TPO stands for Thermoplastic PolyOlefin. TPO membranes are single-ply roof membranes constructed from ethylene propylene rubber. TPO is the fastest growing segment in the commercial roofing industry. TPO is designed to combine the durability of EPDM rubber with the proven performance of hot-air weldable seams. They have been tested as having excellent resistance to ozone, are algae-resistant, environmentally friendly and safe to install. The material’s manufacturers are so confident in properly welded seams that the material is sometimes advertised as a monolithic (seamless) roof. Seam strengths are reportedly 3 to 4 times those of EPDM’s adhesive and tape seams. TPO is highly resistant to tears, impacts, and punctures. It also has good flexibility to allow for building movement. TPO’s are available in white, light gray, and black with thicknesses of either 45 mils (.045″) or 60 mils (.060″). The width of the membrane depends on the manufacturer but they usually come in widths of six to six-and-a-half feet and are one-hundred feet in length.

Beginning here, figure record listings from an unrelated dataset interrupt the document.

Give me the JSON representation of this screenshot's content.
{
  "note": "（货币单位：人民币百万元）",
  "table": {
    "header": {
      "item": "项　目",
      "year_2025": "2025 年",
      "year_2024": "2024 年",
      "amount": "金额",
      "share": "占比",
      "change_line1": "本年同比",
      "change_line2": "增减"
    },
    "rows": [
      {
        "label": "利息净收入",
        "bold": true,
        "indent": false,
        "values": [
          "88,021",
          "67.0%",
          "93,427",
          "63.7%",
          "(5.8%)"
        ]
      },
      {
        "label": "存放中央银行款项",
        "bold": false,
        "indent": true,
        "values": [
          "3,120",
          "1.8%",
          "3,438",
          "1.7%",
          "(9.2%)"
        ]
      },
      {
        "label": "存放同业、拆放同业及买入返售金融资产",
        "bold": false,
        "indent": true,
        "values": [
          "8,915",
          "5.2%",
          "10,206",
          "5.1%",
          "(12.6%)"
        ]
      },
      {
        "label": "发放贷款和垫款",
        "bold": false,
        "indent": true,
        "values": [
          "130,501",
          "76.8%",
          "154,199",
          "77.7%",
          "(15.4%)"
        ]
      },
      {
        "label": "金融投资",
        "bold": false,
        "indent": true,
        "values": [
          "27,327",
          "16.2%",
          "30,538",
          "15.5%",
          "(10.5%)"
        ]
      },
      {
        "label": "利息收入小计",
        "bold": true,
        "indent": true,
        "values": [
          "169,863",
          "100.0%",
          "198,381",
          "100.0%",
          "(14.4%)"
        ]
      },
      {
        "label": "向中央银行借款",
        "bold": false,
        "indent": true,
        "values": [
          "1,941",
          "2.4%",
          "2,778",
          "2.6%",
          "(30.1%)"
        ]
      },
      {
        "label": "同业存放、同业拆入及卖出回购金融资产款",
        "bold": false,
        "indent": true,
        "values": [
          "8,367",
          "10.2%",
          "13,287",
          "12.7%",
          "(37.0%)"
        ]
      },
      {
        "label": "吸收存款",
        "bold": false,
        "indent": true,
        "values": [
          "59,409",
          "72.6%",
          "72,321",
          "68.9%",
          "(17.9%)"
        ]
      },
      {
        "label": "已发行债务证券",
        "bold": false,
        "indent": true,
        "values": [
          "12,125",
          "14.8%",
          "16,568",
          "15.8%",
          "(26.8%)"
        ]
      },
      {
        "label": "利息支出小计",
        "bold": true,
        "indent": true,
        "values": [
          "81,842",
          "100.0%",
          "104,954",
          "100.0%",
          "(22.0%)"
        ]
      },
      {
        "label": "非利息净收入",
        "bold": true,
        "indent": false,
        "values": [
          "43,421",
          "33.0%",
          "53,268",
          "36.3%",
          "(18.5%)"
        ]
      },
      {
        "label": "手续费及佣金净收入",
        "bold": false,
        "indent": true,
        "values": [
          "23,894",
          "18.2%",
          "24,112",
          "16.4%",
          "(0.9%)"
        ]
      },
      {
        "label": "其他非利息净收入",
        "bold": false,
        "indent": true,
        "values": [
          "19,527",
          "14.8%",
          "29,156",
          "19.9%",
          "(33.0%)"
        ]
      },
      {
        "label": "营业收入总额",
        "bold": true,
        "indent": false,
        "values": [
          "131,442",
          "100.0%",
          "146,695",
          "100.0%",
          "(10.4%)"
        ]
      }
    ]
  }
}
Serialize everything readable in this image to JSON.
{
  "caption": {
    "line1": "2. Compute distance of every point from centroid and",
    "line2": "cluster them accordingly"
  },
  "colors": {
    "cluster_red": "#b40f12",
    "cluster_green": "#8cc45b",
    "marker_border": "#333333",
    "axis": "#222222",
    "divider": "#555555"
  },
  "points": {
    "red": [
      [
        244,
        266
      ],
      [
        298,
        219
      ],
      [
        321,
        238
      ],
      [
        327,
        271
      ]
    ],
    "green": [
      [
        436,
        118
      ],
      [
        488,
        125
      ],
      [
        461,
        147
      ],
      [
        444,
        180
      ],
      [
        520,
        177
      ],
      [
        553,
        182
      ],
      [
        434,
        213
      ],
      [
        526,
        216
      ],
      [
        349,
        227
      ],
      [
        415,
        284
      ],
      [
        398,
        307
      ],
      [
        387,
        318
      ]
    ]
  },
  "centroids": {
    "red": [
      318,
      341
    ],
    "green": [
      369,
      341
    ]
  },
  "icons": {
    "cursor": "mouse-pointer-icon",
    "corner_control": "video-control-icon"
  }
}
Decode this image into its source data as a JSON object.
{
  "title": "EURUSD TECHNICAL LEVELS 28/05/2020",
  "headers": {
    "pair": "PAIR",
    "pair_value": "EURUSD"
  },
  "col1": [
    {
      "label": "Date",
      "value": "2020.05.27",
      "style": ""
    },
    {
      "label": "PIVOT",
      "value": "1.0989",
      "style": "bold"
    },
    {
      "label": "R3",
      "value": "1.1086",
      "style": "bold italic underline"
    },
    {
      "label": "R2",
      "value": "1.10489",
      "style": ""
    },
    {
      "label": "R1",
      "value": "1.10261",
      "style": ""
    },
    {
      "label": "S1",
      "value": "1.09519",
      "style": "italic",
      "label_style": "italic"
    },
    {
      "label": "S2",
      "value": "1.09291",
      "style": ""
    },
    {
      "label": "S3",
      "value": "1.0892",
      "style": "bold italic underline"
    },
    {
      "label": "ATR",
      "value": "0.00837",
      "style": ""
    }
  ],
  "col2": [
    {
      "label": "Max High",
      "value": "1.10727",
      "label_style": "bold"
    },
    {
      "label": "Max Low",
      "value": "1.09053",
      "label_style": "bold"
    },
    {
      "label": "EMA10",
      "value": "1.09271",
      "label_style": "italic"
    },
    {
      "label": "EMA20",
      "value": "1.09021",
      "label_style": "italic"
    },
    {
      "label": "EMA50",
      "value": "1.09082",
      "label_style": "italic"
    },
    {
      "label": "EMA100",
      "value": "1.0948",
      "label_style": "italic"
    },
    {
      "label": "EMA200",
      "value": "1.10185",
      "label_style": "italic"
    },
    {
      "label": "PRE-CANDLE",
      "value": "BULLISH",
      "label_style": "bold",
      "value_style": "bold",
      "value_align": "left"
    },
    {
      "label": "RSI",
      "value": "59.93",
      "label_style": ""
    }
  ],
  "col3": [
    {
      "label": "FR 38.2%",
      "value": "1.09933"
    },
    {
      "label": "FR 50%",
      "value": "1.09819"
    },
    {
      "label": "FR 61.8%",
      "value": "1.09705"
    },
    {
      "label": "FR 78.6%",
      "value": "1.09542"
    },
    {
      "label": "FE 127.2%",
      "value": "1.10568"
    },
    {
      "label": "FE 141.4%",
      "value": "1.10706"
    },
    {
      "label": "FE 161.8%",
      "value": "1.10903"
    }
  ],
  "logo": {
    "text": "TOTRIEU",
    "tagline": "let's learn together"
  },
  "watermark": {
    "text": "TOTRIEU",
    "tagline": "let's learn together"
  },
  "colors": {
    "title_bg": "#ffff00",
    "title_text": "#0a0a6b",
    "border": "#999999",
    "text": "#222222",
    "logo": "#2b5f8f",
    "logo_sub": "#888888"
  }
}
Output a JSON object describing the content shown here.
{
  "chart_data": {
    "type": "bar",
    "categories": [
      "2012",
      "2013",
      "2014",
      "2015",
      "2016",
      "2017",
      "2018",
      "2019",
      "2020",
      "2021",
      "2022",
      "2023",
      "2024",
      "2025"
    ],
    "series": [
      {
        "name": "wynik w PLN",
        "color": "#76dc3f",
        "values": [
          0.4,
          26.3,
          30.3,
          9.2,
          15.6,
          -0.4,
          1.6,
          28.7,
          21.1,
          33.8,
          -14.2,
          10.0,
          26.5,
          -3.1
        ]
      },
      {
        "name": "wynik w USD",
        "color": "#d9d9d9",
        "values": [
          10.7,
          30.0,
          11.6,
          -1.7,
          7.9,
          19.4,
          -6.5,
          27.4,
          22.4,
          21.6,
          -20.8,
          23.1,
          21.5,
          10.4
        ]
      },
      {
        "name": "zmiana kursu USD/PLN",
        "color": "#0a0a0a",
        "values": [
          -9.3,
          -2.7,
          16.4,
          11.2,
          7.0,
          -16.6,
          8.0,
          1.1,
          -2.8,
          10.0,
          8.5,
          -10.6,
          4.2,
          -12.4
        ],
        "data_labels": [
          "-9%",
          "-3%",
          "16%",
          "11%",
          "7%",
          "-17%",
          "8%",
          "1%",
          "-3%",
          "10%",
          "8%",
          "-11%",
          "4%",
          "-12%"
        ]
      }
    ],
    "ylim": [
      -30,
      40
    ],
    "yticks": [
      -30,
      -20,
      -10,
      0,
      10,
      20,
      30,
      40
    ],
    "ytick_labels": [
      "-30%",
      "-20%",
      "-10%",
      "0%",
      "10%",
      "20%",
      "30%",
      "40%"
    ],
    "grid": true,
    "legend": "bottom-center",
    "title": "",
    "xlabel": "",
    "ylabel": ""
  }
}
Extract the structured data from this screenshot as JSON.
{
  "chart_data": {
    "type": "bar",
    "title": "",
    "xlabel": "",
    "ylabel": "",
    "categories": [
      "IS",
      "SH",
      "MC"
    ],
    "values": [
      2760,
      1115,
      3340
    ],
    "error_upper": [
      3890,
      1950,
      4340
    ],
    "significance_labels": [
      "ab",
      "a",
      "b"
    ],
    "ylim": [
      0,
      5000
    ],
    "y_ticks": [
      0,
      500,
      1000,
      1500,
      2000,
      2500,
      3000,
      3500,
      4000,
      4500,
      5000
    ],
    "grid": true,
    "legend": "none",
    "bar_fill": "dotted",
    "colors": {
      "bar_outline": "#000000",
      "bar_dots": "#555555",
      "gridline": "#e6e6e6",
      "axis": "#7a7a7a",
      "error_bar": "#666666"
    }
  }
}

Originally introduced in Europe in the early 1960s, polyvinyl chloride (PVC) roofing systems were among the first single-ply commercial roofing materials. Today, reinforced PVC roofs – also called vinyl roofs – account for 65 percent of the European commercial roofing single-ply market, and North American growth has outpaced the commercial roofing industry as a whole for more than 10 years. Today, PVC is an increasingly popular thermoplastic roofing membrane worldwide.
PVC Installation Methods
- Fully Adhered -Fully adhered means that the roof is “glued” to the substrate using a special adhesive. What actually happens is the glue creates a chemical bond with the membrane.
- Mechanically Attached – Mechanically-attached membranes are those that use some type of special screw-type fastener to secure it. The type of fastener will depend on the type of substrate but all fasteners are generally screw-type fasteners.
- Ballasted – Ballasted simply means the membrane is loose laid over the top of the roof, sealed at all penetrations and around the perimeter, and then a ballast is put on it to hold it in place. Ballast usually consists of smooth, round, river rock 2″ – 3″ in diameter and is applied at a rate of 1,000 to 1,200 pounds per roof square (100 sq. ft.). Sometimes concrete pavers are used in their place. These average 20 pounds per square foot.